I have a clip of this in action with .NET 9 generating OpenAPI contracts and TS bindings at the top of this README: https://github.com/CharlieDigital/dn9-openapi-codegen/blob/m...

    > Also Minimal APIs didn't have feature parity vs MVC even 4 years after release which is quite frankly insane
Why does it need to? That's like saying express should have feature parity with Nest.js; they have different use cases in my view :shrug:
I had to run it with --no-hot-reload to get a consistent behavior.

> That's like saying express should have feature parity with Nest.js

I disagree but, objectively, validation is a fundamental part of any web app or API.

They shipped Minimal APIs in .NET 6 without validation. The functionality was already there for MVC so it's not like they had to build it from scratch. And yet, they didn't add it until .NET 10.

I just find it very weird that there are two standards here.

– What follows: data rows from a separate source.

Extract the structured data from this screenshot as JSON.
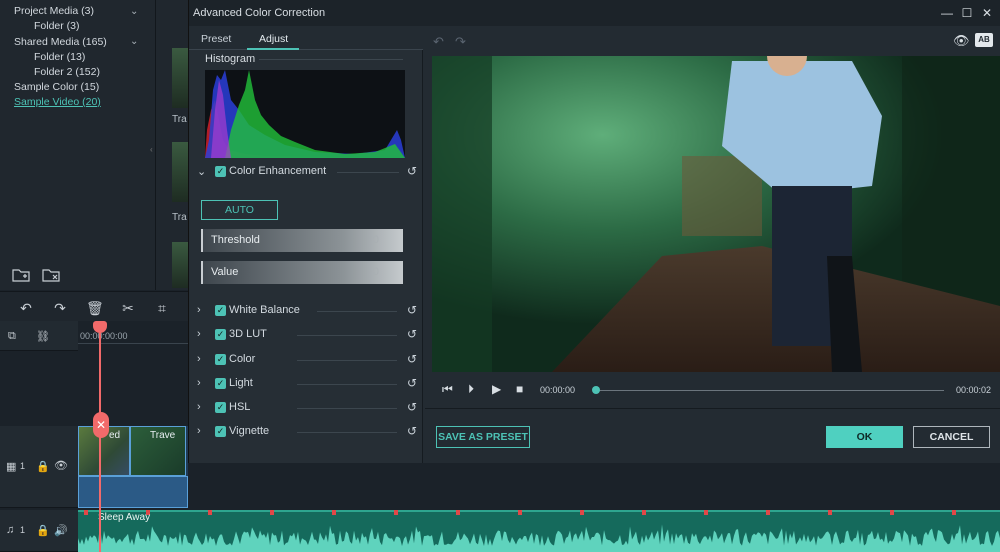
{
  "library": {
    "items": [
      {
        "label": "Project Media (3)",
        "level": 0,
        "expandable": true
      },
      {
        "label": "Folder (3)",
        "level": 1
      },
      {
        "label": "Shared Media (165)",
        "level": 0,
        "expandable": true
      },
      {
        "label": "Folder (13)",
        "level": 1
      },
      {
        "label": "Folder 2 (152)",
        "level": 1
      },
      {
        "label": "Sample Color (15)",
        "level": 0
      },
      {
        "label": "Sample Video (20)",
        "level": 0,
        "active": true
      }
    ],
    "thumb_labels": [
      "Tra",
      "Tra"
    ]
  },
  "timeline": {
    "ruler_time": "00:00:00:00",
    "video_track_index": "1",
    "audio_track_index": "1",
    "clips": [
      {
        "title": "Tra",
        "title_suffix": "ed"
      },
      {
        "title": "Trave"
      }
    ],
    "audio_title": "Sleep Away"
  },
  "dialog": {
    "title": "Advanced Color Correction",
    "tabs": [
      {
        "label": "Preset",
        "active": false
      },
      {
        "label": "Adjust",
        "active": true
      }
    ],
    "histogram_label": "Histogram",
    "color_enhancement": {
      "label": "Color Enhancement",
      "checked": true,
      "expanded": true,
      "auto_label": "AUTO",
      "sliders": [
        {
          "label": "Threshold",
          "value": "0"
        },
        {
          "label": "Value",
          "value": "0"
        }
      ]
    },
    "sections": [
      {
        "label": "White Balance",
        "checked": true
      },
      {
        "label": "3D LUT",
        "checked": true
      },
      {
        "label": "Color",
        "checked": true
      },
      {
        "label": "Light",
        "checked": true
      },
      {
        "label": "HSL",
        "checked": true
      },
      {
        "label": "Vignette",
        "checked": true
      }
    ],
    "player": {
      "current_time": "00:00:00",
      "end_time": "00:00:02",
      "progress": 0.0
    },
    "buttons": {
      "save_preset": "SAVE AS PRESET",
      "ok": "OK",
      "cancel": "CANCEL"
    },
    "ab_label": "AB",
    "accent_color": "#4dc2b5"
  }
}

Express is ostensibly the analog of minimal APIs and ships with no validation. You pick your validation library and build on top of it. A less complete, less opinionated, bare-bones stack on which you build with explicit stack choices.

Nest.js is ostensibly the analog of controller APIs and ships with validation. A more complete, more opinionated approach where you lean in to stack defaults.

This makes total sense in the Node.js world; I don't see why controller and minimal have to have feature parity when they have different use cases and, like Express, it's possible to pull down third party validation libraries. Controller API is more opinionated like Nest.js while minimal is intentionally less opinionated like Express.